Scores of executives in the nation's largest public relations firm have rebelled over its decision to direct an anti-abortion campaign, leaving the company with a public relations crisis of its own.
About a third of Hill & Knowlton's headquarters staff signed a letter protesting its decision to promote an anti-abortion message for the nation's Roman Catholic bishops. Others have complained individually, and one quit.
The irony, dissident employees said in interviews this week, is that one of Hill & Knowlton's specialties is advising companies how to avoid such turmoil. Its own failure could reflect poorly on the firm, they said.
"We have used extraordinarily poor judgment in our very own area of expertise," said one executive, who spoke on condition of anonymity for fear of jeopardizing his career. "The firm violated everything we would advise a client to do about consulting employees. Every basic rule was violated."
There could be other fallout: Two minor clients have withdrawn their accounts and others have expressed disappointment, dissidents said.
Playboy Enterprises Inc., which has hired Hill & Knowlton for projects in the past, is undecided about hiring it again. "Our decision will be impacted by our principles. We've been longstanding supporters of reproductive rights," spokeswoman Robyn Radomski said Thursday.
Whatever Playboy's decision, she said, "We feel it's regrettable that such a big powerhouse PR firm has put itself in such a bad PR situation."
For their part, Hill & Knowlton and the National Conference of Catholic Bishops reaffirmed their intention to proceed with the account, said to be worth $3 million to $5 million over three to five years.
"I don't think we've made a mistake as a firm in taking on this account," said John Berard, a spokesman in Hill & Knowlton's Washington office, which will handle the work. "We knew it was going to be controversial."

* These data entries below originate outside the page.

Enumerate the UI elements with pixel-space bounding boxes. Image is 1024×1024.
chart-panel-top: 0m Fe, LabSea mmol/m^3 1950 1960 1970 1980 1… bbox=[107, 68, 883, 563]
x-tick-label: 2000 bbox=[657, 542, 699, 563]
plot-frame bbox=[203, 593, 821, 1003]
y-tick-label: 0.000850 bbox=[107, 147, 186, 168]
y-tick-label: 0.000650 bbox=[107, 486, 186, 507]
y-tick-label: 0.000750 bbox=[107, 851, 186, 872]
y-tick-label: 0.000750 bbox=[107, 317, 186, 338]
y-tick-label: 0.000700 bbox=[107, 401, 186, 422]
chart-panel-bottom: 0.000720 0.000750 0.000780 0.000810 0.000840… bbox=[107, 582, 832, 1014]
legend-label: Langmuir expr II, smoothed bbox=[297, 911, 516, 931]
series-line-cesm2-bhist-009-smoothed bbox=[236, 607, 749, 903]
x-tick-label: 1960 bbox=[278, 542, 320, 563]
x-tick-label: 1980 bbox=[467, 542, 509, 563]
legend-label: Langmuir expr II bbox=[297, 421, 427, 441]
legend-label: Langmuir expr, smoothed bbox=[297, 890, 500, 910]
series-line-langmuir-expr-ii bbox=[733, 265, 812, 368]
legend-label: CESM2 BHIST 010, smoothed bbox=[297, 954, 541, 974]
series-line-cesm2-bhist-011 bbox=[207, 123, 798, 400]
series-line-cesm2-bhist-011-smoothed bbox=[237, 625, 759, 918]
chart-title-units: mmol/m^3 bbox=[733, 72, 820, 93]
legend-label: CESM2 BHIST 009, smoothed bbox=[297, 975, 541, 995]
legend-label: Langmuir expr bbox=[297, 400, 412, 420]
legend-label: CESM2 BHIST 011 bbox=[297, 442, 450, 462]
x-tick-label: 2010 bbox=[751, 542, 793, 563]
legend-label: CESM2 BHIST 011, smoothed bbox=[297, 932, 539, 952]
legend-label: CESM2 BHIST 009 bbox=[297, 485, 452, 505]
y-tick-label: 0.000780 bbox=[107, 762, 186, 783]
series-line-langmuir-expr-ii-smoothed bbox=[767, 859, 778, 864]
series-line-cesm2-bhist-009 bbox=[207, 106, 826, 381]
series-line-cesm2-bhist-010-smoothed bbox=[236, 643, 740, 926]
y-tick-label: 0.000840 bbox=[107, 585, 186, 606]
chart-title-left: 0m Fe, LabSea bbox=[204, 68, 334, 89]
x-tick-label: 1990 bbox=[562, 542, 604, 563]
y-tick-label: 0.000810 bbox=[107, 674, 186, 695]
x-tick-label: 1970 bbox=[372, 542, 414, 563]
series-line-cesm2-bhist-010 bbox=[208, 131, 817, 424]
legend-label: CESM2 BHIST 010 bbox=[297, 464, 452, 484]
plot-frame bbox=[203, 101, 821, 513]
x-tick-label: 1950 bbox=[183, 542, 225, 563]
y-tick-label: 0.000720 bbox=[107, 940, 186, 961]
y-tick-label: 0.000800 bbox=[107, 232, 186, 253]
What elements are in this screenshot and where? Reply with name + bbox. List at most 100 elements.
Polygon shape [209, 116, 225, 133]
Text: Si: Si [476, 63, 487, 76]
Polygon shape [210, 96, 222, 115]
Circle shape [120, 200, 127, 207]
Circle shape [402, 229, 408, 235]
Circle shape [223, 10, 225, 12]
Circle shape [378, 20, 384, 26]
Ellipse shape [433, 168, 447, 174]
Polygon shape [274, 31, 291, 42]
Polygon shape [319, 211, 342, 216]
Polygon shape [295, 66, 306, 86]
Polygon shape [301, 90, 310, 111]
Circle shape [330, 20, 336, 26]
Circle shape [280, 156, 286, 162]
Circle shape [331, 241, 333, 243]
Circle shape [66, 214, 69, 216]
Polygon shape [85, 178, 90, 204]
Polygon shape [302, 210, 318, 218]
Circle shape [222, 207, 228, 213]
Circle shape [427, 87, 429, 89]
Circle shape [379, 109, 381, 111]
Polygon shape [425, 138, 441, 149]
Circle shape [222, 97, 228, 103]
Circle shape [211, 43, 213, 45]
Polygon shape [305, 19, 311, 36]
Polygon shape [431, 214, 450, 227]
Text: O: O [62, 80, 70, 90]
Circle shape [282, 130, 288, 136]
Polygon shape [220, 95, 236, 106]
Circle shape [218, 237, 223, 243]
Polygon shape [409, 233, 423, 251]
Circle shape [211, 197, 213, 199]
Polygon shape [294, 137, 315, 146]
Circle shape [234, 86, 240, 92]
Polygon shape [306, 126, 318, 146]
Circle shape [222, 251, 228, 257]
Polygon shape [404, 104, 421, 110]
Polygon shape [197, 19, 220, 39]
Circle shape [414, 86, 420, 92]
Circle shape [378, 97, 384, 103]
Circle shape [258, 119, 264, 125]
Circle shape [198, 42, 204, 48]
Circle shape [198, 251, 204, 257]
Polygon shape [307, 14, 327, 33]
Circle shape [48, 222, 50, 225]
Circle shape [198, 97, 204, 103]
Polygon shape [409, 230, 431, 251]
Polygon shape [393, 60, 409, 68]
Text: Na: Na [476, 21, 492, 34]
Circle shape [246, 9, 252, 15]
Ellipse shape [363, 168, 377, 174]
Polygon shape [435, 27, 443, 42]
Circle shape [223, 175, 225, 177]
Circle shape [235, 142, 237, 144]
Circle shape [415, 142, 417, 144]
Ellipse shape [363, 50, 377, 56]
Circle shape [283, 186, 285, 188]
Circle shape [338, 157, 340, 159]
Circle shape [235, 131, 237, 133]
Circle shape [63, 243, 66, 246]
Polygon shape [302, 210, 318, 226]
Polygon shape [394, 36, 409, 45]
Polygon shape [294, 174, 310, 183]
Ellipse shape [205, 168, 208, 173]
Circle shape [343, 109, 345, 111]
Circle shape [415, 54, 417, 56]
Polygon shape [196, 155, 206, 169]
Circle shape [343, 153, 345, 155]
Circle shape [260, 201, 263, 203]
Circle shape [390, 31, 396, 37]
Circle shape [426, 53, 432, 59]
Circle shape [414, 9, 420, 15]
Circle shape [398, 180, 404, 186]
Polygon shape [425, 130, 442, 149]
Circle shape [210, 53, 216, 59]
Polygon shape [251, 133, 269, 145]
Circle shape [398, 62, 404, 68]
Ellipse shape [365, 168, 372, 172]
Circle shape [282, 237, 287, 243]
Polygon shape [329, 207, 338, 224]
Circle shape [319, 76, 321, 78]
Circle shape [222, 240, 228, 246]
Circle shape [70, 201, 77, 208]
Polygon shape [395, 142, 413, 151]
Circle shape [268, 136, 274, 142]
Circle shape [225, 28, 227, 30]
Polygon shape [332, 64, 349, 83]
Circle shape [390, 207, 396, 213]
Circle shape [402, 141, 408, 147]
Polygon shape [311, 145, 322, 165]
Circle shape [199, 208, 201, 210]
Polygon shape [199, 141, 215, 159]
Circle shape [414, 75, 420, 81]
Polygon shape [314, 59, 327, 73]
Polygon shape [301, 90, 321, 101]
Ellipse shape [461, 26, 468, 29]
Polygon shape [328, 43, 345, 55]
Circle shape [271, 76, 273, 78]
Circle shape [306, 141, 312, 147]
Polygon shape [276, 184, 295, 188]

The reaction of the company's staff was "reflective of society," Berard said, and the company was discussing the issue with its employees. They are not compelled to work on projects to which they object, he noted.
The case was just one recent example of abortion fomenting controversy in the business world. American Telephone & Telegraph, for example, drew sharp attacks from abortion rights advocates this week when it withdrew its annual $50,000 funding for Planned Parenthood.
Given the intensity of feelings, "the country is going to live with this not only at Hill & Knowlton but at all other organizations for the next 50 years," said William Ehling, chairman of the public relations department at Syracuse University. "It's just so divisive."
Indeed, while some Hill & Knowlton employees objected to the company's lack of consultation with its staff, the protest letter to Chief Executive Robert Dilenschneider focused on the abortion issue itself.
"For management to seek out as well as accept an assignment whose ultimate goal is to limit our fundamental rights leaves us with a stinging sense of betrayal," it said.